Public Bodies: On Cities, Infrastructures, and Intimacies

Alexandra Pereira-Edwards | Editor, Canadian Centre for Architecture, Canada                                                                                                                                                                                   

Cities are constituted by overlapping networks of bodies, infrastructures, and intimacies. These networks form the often-overlooked space of the everyday for many, yet for sex workers, city space has the capacity to reproduce patterns of violence and marginalization. A deep reading of Canadian sex work legislation exposes an interconnected web of power, policing, and exclusionary tactics with harmful repercussions— essentially making it illegal for sex workers to exist in either “public” or “private” spaces as defined by Western logic.
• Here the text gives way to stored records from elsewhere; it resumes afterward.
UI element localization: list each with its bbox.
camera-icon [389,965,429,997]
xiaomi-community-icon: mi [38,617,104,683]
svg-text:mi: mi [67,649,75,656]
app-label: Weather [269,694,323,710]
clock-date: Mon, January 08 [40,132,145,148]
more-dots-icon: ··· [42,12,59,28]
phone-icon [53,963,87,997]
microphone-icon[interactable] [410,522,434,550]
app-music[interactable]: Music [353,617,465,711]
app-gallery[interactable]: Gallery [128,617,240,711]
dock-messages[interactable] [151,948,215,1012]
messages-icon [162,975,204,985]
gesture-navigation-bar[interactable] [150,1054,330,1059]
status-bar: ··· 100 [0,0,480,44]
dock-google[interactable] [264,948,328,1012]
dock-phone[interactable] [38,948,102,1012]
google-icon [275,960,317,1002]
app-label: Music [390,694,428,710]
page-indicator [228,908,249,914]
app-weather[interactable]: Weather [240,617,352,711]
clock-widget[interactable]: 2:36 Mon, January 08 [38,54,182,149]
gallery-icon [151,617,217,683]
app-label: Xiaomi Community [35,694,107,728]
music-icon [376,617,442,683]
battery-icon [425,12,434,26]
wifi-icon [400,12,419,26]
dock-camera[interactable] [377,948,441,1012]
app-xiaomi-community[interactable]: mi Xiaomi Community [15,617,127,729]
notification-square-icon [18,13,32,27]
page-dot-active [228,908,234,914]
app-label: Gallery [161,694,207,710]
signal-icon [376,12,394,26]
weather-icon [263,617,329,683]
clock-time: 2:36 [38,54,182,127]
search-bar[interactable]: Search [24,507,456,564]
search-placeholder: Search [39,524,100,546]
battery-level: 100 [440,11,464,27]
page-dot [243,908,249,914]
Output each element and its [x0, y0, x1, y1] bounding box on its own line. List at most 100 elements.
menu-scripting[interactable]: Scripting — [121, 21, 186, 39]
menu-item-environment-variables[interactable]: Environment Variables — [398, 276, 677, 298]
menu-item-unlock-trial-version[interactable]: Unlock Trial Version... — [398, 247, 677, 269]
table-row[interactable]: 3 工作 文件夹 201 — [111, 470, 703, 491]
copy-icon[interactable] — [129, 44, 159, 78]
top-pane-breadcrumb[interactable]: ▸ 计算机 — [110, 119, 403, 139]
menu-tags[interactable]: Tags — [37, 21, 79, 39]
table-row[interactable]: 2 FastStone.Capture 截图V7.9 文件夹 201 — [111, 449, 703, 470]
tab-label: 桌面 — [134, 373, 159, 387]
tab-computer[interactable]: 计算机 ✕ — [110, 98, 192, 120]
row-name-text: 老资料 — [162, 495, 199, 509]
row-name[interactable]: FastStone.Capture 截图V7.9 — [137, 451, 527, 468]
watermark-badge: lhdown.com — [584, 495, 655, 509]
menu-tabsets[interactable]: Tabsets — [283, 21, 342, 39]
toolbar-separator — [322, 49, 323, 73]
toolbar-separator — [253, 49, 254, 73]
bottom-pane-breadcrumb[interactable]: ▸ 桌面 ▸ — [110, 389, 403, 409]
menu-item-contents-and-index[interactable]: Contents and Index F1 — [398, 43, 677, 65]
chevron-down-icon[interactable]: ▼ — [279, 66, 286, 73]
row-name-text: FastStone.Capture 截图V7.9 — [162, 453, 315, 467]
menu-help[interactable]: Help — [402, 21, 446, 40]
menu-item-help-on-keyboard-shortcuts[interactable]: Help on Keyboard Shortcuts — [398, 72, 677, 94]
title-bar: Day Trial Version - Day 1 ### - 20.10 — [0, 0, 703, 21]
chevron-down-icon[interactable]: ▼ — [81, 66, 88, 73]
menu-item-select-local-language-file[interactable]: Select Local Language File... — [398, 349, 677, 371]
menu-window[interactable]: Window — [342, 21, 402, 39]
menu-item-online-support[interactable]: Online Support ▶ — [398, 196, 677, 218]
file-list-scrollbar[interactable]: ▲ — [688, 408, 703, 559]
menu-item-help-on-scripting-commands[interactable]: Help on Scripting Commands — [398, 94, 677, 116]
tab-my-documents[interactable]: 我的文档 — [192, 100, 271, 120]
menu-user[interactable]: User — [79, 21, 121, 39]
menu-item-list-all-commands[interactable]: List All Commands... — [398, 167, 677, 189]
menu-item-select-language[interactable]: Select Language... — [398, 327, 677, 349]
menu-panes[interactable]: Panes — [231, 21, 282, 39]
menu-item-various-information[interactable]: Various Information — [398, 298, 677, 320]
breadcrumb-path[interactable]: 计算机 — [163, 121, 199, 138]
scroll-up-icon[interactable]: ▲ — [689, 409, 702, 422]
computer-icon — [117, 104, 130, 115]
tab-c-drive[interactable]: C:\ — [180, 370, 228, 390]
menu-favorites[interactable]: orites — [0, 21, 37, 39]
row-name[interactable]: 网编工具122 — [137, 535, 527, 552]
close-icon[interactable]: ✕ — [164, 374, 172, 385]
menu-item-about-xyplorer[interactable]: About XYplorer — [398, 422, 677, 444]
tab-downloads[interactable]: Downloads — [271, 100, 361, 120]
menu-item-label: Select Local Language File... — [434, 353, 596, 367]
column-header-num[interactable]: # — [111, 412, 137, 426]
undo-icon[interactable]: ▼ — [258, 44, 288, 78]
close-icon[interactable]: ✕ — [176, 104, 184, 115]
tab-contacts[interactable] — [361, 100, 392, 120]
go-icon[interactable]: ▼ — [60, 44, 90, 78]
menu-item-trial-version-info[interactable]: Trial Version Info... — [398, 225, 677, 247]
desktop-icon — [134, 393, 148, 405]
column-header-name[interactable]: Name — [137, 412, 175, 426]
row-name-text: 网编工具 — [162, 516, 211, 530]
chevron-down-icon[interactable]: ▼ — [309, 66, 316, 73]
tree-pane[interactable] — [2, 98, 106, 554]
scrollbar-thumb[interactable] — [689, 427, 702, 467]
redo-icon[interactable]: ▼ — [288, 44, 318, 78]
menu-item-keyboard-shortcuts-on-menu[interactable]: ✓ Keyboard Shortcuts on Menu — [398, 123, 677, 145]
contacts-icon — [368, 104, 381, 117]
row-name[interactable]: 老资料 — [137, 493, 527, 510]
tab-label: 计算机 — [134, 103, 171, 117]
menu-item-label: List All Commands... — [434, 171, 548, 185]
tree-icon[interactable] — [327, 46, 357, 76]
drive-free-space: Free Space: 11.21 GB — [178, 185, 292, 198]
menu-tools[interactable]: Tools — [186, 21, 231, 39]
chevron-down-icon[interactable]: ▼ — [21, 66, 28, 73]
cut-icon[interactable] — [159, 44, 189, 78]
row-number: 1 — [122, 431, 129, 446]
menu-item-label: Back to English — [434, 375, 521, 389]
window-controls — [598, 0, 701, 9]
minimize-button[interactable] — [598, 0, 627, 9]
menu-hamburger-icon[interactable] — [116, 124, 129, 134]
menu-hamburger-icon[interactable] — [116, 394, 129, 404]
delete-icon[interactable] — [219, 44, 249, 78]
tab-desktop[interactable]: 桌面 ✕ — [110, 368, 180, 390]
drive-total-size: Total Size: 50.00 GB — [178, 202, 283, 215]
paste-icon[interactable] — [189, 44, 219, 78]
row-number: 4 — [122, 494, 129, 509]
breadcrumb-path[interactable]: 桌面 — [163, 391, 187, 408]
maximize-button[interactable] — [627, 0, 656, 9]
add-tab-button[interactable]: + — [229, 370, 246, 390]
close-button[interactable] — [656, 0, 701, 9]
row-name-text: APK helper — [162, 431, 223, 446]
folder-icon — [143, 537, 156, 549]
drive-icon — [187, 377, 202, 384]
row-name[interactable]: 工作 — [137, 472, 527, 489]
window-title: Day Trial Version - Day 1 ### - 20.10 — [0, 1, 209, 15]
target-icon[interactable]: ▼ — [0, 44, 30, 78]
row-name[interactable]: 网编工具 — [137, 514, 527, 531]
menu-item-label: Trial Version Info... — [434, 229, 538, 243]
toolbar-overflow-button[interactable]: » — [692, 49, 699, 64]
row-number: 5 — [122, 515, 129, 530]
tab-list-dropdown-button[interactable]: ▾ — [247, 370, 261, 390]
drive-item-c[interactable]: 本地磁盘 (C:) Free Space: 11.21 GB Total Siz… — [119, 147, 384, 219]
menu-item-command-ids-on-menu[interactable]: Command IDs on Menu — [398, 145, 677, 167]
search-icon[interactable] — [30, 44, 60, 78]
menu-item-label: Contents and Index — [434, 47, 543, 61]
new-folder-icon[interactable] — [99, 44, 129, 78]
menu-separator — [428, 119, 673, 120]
Situated within sex-positive feminist discourse and an ongoing infrastructural turn across disciplines, this paper engages sex work as a lens through which to assess acceptable forms of intimacy within the space of the city, acknowledging the numerous physical and affective infrastructural networks that reinforce dominant stigmas associated with the profession. In connecting presently disparate fields of inquiry, most prominently those of sex work, affect, and the built environment, the paper will analyze how power unfolds at numerous scales and levels of visibility—from the omnipresence of the law, to the palpable space of the city, down to the visceral scale of the body—while focusing on commonly held assumptions about sex work in order to expose and reconfigure them. Within this conception, design and research are activated as political sites of struggle, and the body is mobilized as a site of individual and collective agency. This spatial understanding of sex work and intimacy offers a rubric for creating more inclusive, receptive, and equitable spaces of public engagement, and for working alongside those who continue to be systemically marginalized. These inquiries ultimately serve to uncover the dominant socio-spatial structures that govern marginalized bodies, offering a provocation to facilitate more expansive and intimate publics, and reflecting on what constitutes an infrastructural practice.